Он положил локти на стол, подпер руками маленький острый подбородок и яростно запыхтел сигаретой, пока едкий, неприятный дым не окружил его навощенную светлую голову серым нимбом.
– О-ла-ла, послушайте-ка его! – усмехнулся он. – Предположим, Троубридж, mon vieux, я скажу, что не считаю, что la belle Пеннемэн безумна. Ни в коей мере. Что тогда?
– Гмпф! – ответил я. – Осмелюсь предположить, что вы согласились бы с ней, если б она сказала, что статуя, которой ее муж надел кольцо, ожила?
– Возможно, – сказал он с раздражающей усмешкой. – Прежде чем мы справимся с этим делом, друг мой, мы увидим еще более странные вещи.

 

Через два дня он объявил следующее:
– Сегодня, друг мой Троубридж, мы отправляемся на собеседование с этой мадам Найрой, таинственной прорицательницей.
– Мы? – отвечал я. – Возможно, так оно и есть, но я не собираюсь иметь никакого отношения к этому делу.
– Pardieu, соберетесь! – сказал он со смехом. – Этот случай, друг мой, обещает столько приключений, сколько у нас с вами никогда не было. Поедем, оттенок неожиданности освежит вас после череды вызовов из дома в дом.

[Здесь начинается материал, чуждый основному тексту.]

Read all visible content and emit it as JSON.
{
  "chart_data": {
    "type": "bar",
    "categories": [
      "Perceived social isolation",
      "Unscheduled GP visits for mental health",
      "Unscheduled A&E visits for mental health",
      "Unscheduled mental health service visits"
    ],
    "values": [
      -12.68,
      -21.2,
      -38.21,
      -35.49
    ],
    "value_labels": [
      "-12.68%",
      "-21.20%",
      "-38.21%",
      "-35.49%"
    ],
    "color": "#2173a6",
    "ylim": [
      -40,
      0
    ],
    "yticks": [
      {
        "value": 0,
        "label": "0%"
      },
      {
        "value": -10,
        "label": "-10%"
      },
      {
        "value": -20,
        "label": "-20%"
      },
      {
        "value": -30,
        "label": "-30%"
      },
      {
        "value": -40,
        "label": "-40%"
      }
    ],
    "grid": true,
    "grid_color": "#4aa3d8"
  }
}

– Ну, ладно, – неохотно согласился я. – Я поеду, но хочу, чтобы вы знали: я не вижу ничего хорошего в этой глупости. Миссис Пеннемэн нуждается в неврологе, а не в клоунаде, которую мы предпринимаем.

 

Салон мадам Найры на Восемьдесят второй Ист-стрит во многом говорил о его популярности. Это был один из старомодных, построенных два поколения назад, особняков из коричневого камня. Он располагался близ Центрального парка, а квадратный фут в нем оценивался в золотую монету. Снаружи дом был похож на своих соседей, как горошина похожа на собратьев в стручке. Внутри – прекрасный образец хорошего вкуса и дорогой отделки. Дворецкий, обладающий всеми признаками служения, по меньшей мере, в герцогском доме, в безукоризненной визитке и полосатых брюках, приветствовал нас, взял карточки, которые де Гранден вручил ему, осмотрел их с величайшим вниманием, принял гонорар для предсказательницы (он оплачивается строго заранее) и пригласил нас в большой и роскошно обставленный салон.
– Посмотрите-ка, – начал я, когда мы уселись в мягкие кресла, – если вы ждете…

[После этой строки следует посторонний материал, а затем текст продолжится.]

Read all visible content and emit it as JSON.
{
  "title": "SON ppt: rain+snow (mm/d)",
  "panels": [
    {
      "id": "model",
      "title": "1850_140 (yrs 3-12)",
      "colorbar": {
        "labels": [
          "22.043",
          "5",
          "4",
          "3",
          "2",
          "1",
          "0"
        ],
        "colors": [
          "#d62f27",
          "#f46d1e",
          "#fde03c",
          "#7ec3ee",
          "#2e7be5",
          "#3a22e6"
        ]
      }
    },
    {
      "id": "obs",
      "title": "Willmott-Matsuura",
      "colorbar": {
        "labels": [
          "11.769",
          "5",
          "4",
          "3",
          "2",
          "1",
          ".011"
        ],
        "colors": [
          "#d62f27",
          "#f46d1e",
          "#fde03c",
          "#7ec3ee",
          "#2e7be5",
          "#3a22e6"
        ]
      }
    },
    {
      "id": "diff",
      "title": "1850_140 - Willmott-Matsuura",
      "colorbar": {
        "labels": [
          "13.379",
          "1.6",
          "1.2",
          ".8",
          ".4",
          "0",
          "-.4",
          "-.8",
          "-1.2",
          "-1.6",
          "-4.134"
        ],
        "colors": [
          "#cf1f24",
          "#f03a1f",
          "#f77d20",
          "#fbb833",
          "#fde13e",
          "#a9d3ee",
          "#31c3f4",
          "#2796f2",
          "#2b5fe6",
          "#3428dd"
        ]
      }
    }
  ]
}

Яростная гримаса на лице француза заставила меня замолчать. Он тут же встал, заметив:
– Что за прекрасная комната, друг мой!
Он прогуливался, любуясь красивыми картинками на стенах. Подойдя к моему креслу, он присел на подлокотник, тяжело хлопнул меня по спине, затем наклонился и яростно прошептал мне на ухо:
– Молчите, друг мой Троубридж. Я уже обнаружил диктографы, скрытые почти за каждой картиной. И я не знаю, есть ли у них глазки перископов, чтобы наблюдать за нами. Внимание! Я – Альфонс Чаррес, по имени моего друга из французского консульства, а вы возьмете на себя роль Уильяма Тинделла, адвоката. Запомните.

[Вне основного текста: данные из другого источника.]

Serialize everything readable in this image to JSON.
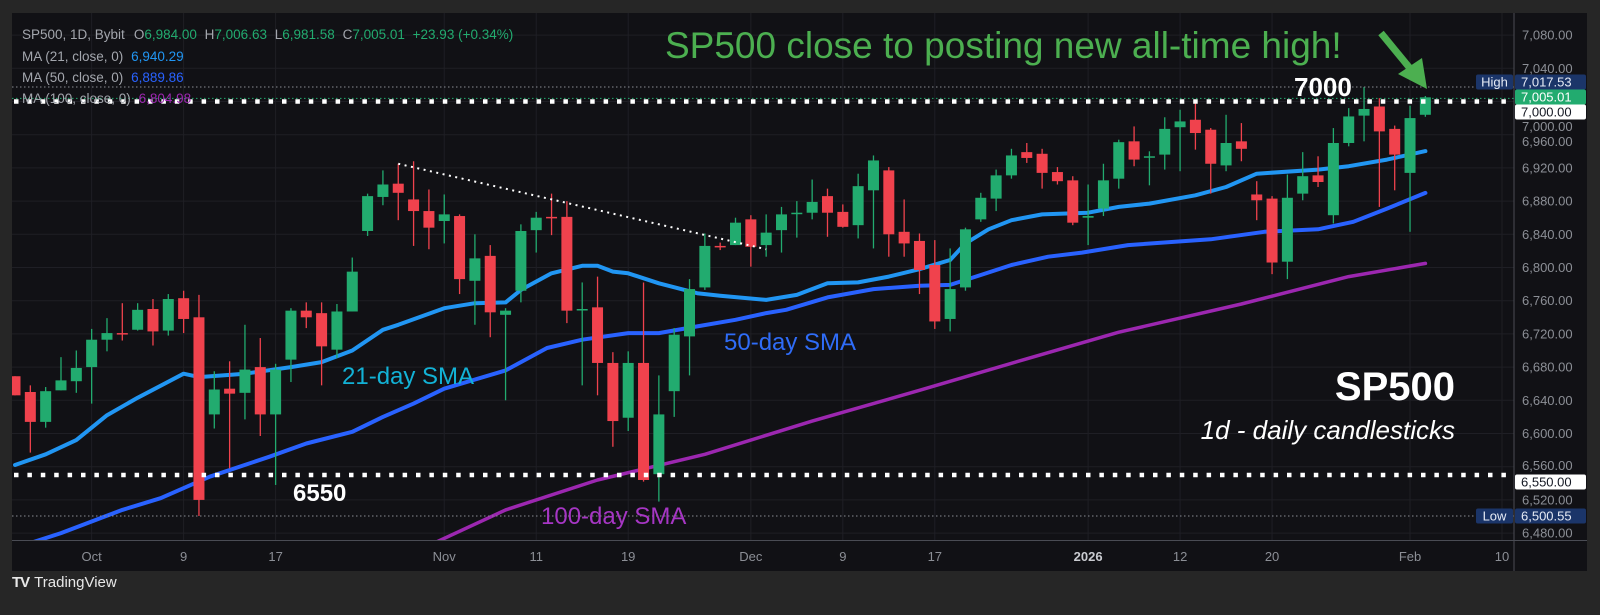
{
  "header": {
    "symbol": "SP500, 1D, Bybit",
    "o_label": "O",
    "o": "6,984.00",
    "h_label": "H",
    "h": "7,006.63",
    "l_label": "L",
    "l": "6,981.58",
    "c_label": "C",
    "c": "7,005.01",
    "change": "+23.93 (+0.34%)",
    "value_color": "#22ab6f"
  },
  "indicators": [
    {
      "label": "MA (21, close, 0)",
      "value": "6,940.29",
      "color": "#2196f3"
    },
    {
      "label": "MA (50, close, 0)",
      "value": "6,889.86",
      "color": "#2962ff"
    },
    {
      "label": "MA (100, close, 0)",
      "value": "6,804.98",
      "color": "#9c27b0"
    }
  ],
  "annotations": {
    "headline": "SP500 close to posting new all-time high!",
    "level_high": "7000",
    "level_low": "6550",
    "sma21_label": "21-day SMA",
    "sma50_label": "50-day SMA",
    "sma100_label": "100-day SMA",
    "title": "SP500",
    "subtitle": "1d - daily candlesticks",
    "headline_color": "#4caf50"
  },
  "price_tags": [
    {
      "label": "High",
      "value": "7,017.53",
      "price": 7017.53,
      "style": "blue"
    },
    {
      "label": "",
      "value": "7,005.01",
      "price": 7005.01,
      "style": "green"
    },
    {
      "label": "",
      "value": "7,000.00",
      "price": 7000,
      "style": "white"
    },
    {
      "label": "",
      "value": "6,550.00",
      "price": 6550,
      "style": "white"
    },
    {
      "label": "Low",
      "value": "6,500.55",
      "price": 6500.55,
      "style": "blue"
    }
  ],
  "branding": "TradingView",
  "chart_data": {
    "type": "candlestick",
    "title": "",
    "xlabel": "",
    "ylabel": "",
    "ylim": [
      6472,
      7107
    ],
    "grid": true,
    "colors": {
      "up": "#22ab6f",
      "down": "#f0424d",
      "sma21": "#2196f3",
      "sma50": "#2962ff",
      "sma100": "#9c27b0"
    },
    "y_ticks": [
      "7,080.00",
      "7,040.00",
      "7,000.00",
      "6,960.00",
      "6,920.00",
      "6,880.00",
      "6,840.00",
      "6,800.00",
      "6,760.00",
      "6,720.00",
      "6,680.00",
      "6,640.00",
      "6,600.00",
      "6,560.00",
      "6,520.00",
      "6,480.00"
    ],
    "y_tick_values": [
      7080,
      7040,
      7000,
      6960,
      6920,
      6880,
      6840,
      6800,
      6760,
      6720,
      6680,
      6640,
      6600,
      6560,
      6520,
      6480
    ],
    "x_ticks": [
      {
        "label": "Oct",
        "bar": 5
      },
      {
        "label": "9",
        "bar": 11
      },
      {
        "label": "17",
        "bar": 17
      },
      {
        "label": "Nov",
        "bar": 28
      },
      {
        "label": "11",
        "bar": 34
      },
      {
        "label": "19",
        "bar": 40
      },
      {
        "label": "Dec",
        "bar": 48
      },
      {
        "label": "9",
        "bar": 54
      },
      {
        "label": "17",
        "bar": 60
      },
      {
        "label": "2026",
        "bar": 70,
        "bold": true
      },
      {
        "label": "12",
        "bar": 76
      },
      {
        "label": "20",
        "bar": 82
      },
      {
        "label": "Feb",
        "bar": 91
      },
      {
        "label": "10",
        "bar": 97
      }
    ],
    "ohlc_fields": [
      "open",
      "high",
      "low",
      "close"
    ],
    "candles": [
      [
        6669,
        6669,
        6646,
        6646
      ],
      [
        6650,
        6658,
        6577,
        6614
      ],
      [
        6614,
        6656,
        6607,
        6651
      ],
      [
        6652,
        6692,
        6652,
        6664
      ],
      [
        6663,
        6700,
        6649,
        6679
      ],
      [
        6680,
        6726,
        6636,
        6713
      ],
      [
        6713,
        6739,
        6699,
        6721
      ],
      [
        6721,
        6757,
        6712,
        6720
      ],
      [
        6725,
        6757,
        6724,
        6749
      ],
      [
        6750,
        6762,
        6706,
        6723
      ],
      [
        6724,
        6768,
        6718,
        6762
      ],
      [
        6763,
        6772,
        6721,
        6738
      ],
      [
        6740,
        6767,
        6500.55,
        6520
      ],
      [
        6623,
        6675,
        6606,
        6653
      ],
      [
        6654,
        6687,
        6558,
        6648
      ],
      [
        6649,
        6731,
        6617,
        6677
      ],
      [
        6680,
        6715,
        6597,
        6623
      ],
      [
        6623,
        6684,
        6538,
        6677
      ],
      [
        6689,
        6751,
        6662,
        6748
      ],
      [
        6748,
        6758,
        6727,
        6740
      ],
      [
        6745,
        6758,
        6658,
        6705
      ],
      [
        6701,
        6756,
        6691,
        6747
      ],
      [
        6747,
        6812,
        6747,
        6795
      ],
      [
        6844,
        6889,
        6838,
        6886
      ],
      [
        6885,
        6917,
        6875,
        6900
      ],
      [
        6901,
        6925,
        6857,
        6890
      ],
      [
        6882,
        6928,
        6826,
        6868
      ],
      [
        6868,
        6894,
        6822,
        6848
      ],
      [
        6856,
        6888,
        6829,
        6864
      ],
      [
        6862,
        6864,
        6768,
        6786
      ],
      [
        6784,
        6840,
        6731,
        6811
      ],
      [
        6814,
        6827,
        6716,
        6746
      ],
      [
        6743,
        6751,
        6640,
        6748
      ],
      [
        6772,
        6852,
        6758,
        6844
      ],
      [
        6845,
        6867,
        6818,
        6860
      ],
      [
        6861,
        6889,
        6839,
        6860
      ],
      [
        6861,
        6880,
        6733,
        6748
      ],
      [
        6749,
        6782,
        6658,
        6750
      ],
      [
        6752,
        6789,
        6646,
        6685
      ],
      [
        6685,
        6698,
        6584,
        6615
      ],
      [
        6619,
        6699,
        6603,
        6685
      ],
      [
        6685,
        6782,
        6542,
        6544
      ],
      [
        6551,
        6670,
        6518,
        6623
      ],
      [
        6651,
        6727,
        6620,
        6719
      ],
      [
        6717,
        6786,
        6670,
        6774
      ],
      [
        6776,
        6841,
        6773,
        6826
      ],
      [
        6826,
        6830,
        6821,
        6825
      ],
      [
        6827,
        6860,
        6827,
        6854
      ],
      [
        6858,
        6863,
        6801,
        6825
      ],
      [
        6827,
        6864,
        6813,
        6842
      ],
      [
        6845,
        6873,
        6818,
        6864
      ],
      [
        6865,
        6880,
        6836,
        6866
      ],
      [
        6866,
        6906,
        6858,
        6879
      ],
      [
        6886,
        6895,
        6837,
        6866
      ],
      [
        6867,
        6876,
        6848,
        6849
      ],
      [
        6851,
        6913,
        6835,
        6898
      ],
      [
        6893,
        6935,
        6823,
        6929
      ],
      [
        6917,
        6921,
        6813,
        6840
      ],
      [
        6843,
        6882,
        6813,
        6829
      ],
      [
        6832,
        6841,
        6768,
        6797
      ],
      [
        6803,
        6833,
        6726,
        6735
      ],
      [
        6738,
        6823,
        6723,
        6774
      ],
      [
        6776,
        6848,
        6772,
        6846
      ],
      [
        6858,
        6890,
        6855,
        6884
      ],
      [
        6883,
        6918,
        6868,
        6911
      ],
      [
        6911,
        6943,
        6907,
        6935
      ],
      [
        6939,
        6950,
        6926,
        6932
      ],
      [
        6937,
        6943,
        6895,
        6914
      ],
      [
        6915,
        6921,
        6900,
        6904
      ],
      [
        6905,
        6910,
        6851,
        6854
      ],
      [
        6860,
        6900,
        6827,
        6862
      ],
      [
        6871,
        6925,
        6862,
        6905
      ],
      [
        6907,
        6954,
        6895,
        6951
      ],
      [
        6952,
        6970,
        6922,
        6930
      ],
      [
        6933,
        6940,
        6899,
        6934
      ],
      [
        6936,
        6981,
        6918,
        6967
      ],
      [
        6969,
        6990,
        6916,
        6976
      ],
      [
        6978,
        6998,
        6942,
        6962
      ],
      [
        6966,
        6968,
        6889,
        6925
      ],
      [
        6923,
        6984,
        6916,
        6950
      ],
      [
        6952,
        6974,
        6928,
        6943
      ],
      [
        6888,
        6904,
        6857,
        6881
      ],
      [
        6883,
        6886,
        6792,
        6806
      ],
      [
        6807,
        6912,
        6786,
        6884
      ],
      [
        6889,
        6939,
        6881,
        6910
      ],
      [
        6911,
        6934,
        6897,
        6903
      ],
      [
        6863,
        6968,
        6853,
        6950
      ],
      [
        6950,
        6992,
        6946,
        6982
      ],
      [
        6983,
        7017.53,
        6952,
        6991
      ],
      [
        6994,
        7004,
        6873,
        6964
      ],
      [
        6967,
        6971,
        6893,
        6936
      ],
      [
        6914,
        6995,
        6843,
        6980
      ],
      [
        6984,
        7006.63,
        6981.58,
        7005.01
      ]
    ],
    "series": [
      {
        "name": "MA (21, close, 0)",
        "points": [
          [
            0,
            6562
          ],
          [
            2,
            6575
          ],
          [
            4,
            6592
          ],
          [
            6,
            6622
          ],
          [
            8,
            6643
          ],
          [
            11,
            6672
          ],
          [
            12,
            6668
          ],
          [
            15,
            6672
          ],
          [
            18,
            6680
          ],
          [
            20,
            6686
          ],
          [
            22,
            6700
          ],
          [
            24,
            6725
          ],
          [
            25,
            6731
          ],
          [
            28,
            6751
          ],
          [
            30,
            6757
          ],
          [
            32,
            6758
          ],
          [
            33,
            6773
          ],
          [
            35,
            6793
          ],
          [
            37,
            6802
          ],
          [
            38,
            6802
          ],
          [
            39,
            6795
          ],
          [
            40,
            6793
          ],
          [
            42,
            6781
          ],
          [
            44.5,
            6769
          ],
          [
            46,
            6766
          ],
          [
            49,
            6761
          ],
          [
            51,
            6767
          ],
          [
            53,
            6781
          ],
          [
            55,
            6782
          ],
          [
            57,
            6789
          ],
          [
            59,
            6798
          ],
          [
            61,
            6809
          ],
          [
            62,
            6829
          ],
          [
            63.5,
            6846
          ],
          [
            65,
            6857
          ],
          [
            67,
            6864
          ],
          [
            70,
            6866
          ],
          [
            72,
            6873
          ],
          [
            74,
            6877
          ],
          [
            77,
            6887
          ],
          [
            79,
            6897
          ],
          [
            81,
            6913
          ],
          [
            85,
            6918
          ],
          [
            87,
            6922
          ],
          [
            89.5,
            6930
          ],
          [
            92,
            6940.29
          ]
        ]
      },
      {
        "name": "MA (50, close, 0)",
        "points": [
          [
            0,
            6462
          ],
          [
            3,
            6480
          ],
          [
            7,
            6508
          ],
          [
            9.5,
            6522
          ],
          [
            12.7,
            6548
          ],
          [
            16.6,
            6572
          ],
          [
            19,
            6588
          ],
          [
            22,
            6602
          ],
          [
            24,
            6620
          ],
          [
            26,
            6636
          ],
          [
            28,
            6654
          ],
          [
            32,
            6676
          ],
          [
            34.7,
            6703
          ],
          [
            37,
            6713
          ],
          [
            40,
            6721
          ],
          [
            42,
            6721
          ],
          [
            44.5,
            6729
          ],
          [
            47,
            6737
          ],
          [
            49,
            6745
          ],
          [
            50.3,
            6749
          ],
          [
            53,
            6764
          ],
          [
            56,
            6774
          ],
          [
            59,
            6778
          ],
          [
            61,
            6779
          ],
          [
            63,
            6791
          ],
          [
            65,
            6803
          ],
          [
            67.4,
            6813
          ],
          [
            69.6,
            6818
          ],
          [
            72.6,
            6827
          ],
          [
            78,
            6834
          ],
          [
            81.5,
            6843
          ],
          [
            85,
            6846
          ],
          [
            87.3,
            6855
          ],
          [
            89.5,
            6871
          ],
          [
            92,
            6889.86
          ]
        ]
      },
      {
        "name": "MA (100, close, 0)",
        "points": [
          [
            27,
            6465
          ],
          [
            32,
            6508
          ],
          [
            38,
            6544
          ],
          [
            45,
            6575
          ],
          [
            52,
            6615
          ],
          [
            59,
            6652
          ],
          [
            66,
            6690
          ],
          [
            72,
            6722
          ],
          [
            80,
            6756
          ],
          [
            87,
            6789
          ],
          [
            92,
            6804.98
          ]
        ]
      }
    ],
    "horizontal_levels": [
      7000,
      6550
    ],
    "trendline": [
      [
        25,
        6925
      ],
      [
        49,
        6822
      ]
    ]
  }
}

Напевая мелодию, он продолжал двигаться по комнате. До того, как он закончил экскурсию, в дверях гостиной как по волшебству возник худой темнокожий молодой человек в синем льняном халате и огромном тюрбане из красного и желтого шелка, поманил нас тонкой бамбуковой тростью, которую носил словно символ этого места.
Бросив на меня за его спиной многозначительный взгляд, де Гранден поднялся за ним по лестнице.
Прихожая на втором этаже, где мы сначала остановились, была прекрасным примером элегантного западного стиля в мебели и отделке. Комната следом за ней была полна буйства восточной экстравагантности. Ковры разных оттенков и узоров, великолепные, как оперение райских птиц, были разбросаны по полу; на трех гипсовых стенах нарисованы яркие египетские храмовые сцены, перемежавшиеся с нишами, в которых были установлены статуи из гипса, камня и металла, в яркой цветной эмали. Единственными предметами мебели в помещении были длинная скамья в форме полумесяца и диванчик из темного дерева, пышно отделанные перламутровой инкрустацией – они стояли почти в центре, препятствуя проходу в другую комнату. Этот вход был построен в виде храмовых ворот, или, быть может, дверей в мавзолей. Гипсовые блоки под камень были уложены стеной вокруг него, и по обеим сторонам проема поднимались прямые, толстые колонны, покрытые капителями в виде лотосов. Между ними стояла плита из плоского камня, образующая фронтон над дверью. На ней был выгравирован египетский символ солнечного диска, от которого вправо и влево распростерлись крылья грифов. Слева от двери сидел терракотовый сфинкс с мужской головой, справа стояла странная статуя, изображающая женщину, обмотанную в полотна мумии внизу тела, обнаженную от талии вверх и имеющую голову львицы на плечах. В одной руке под выступающей грудью она держала некий инструмент, похожий на небольшую теннисную ракетку, – только вместо струн в овале ракетки были поперечные горизонтальные брусочки, на которых висели ряды колокольчиков. Другая рука была отставлена, словно в благословении; длинные, узкие пальцы были широко расставлены. Мне она не понравилась. Невольно, хотя я знал, что это всего лишь безжизненный кусок гипса и папье-маше, я вздрогнул, глядя на нее; и мне стало легче, когда мой взгляд успокоился на чем-то другом.
Прямо перед нами, между дверными храмовыми колоннами, виднелся вход в следующую комнату. Дверь была оборудована двумя железными решетчатыми воротами, обильно позолоченными. За ажурным железом висели шторы королевского пурпурного шелка. Мы сели на инкрустированную скамью и уставились на закрытую железную решетку.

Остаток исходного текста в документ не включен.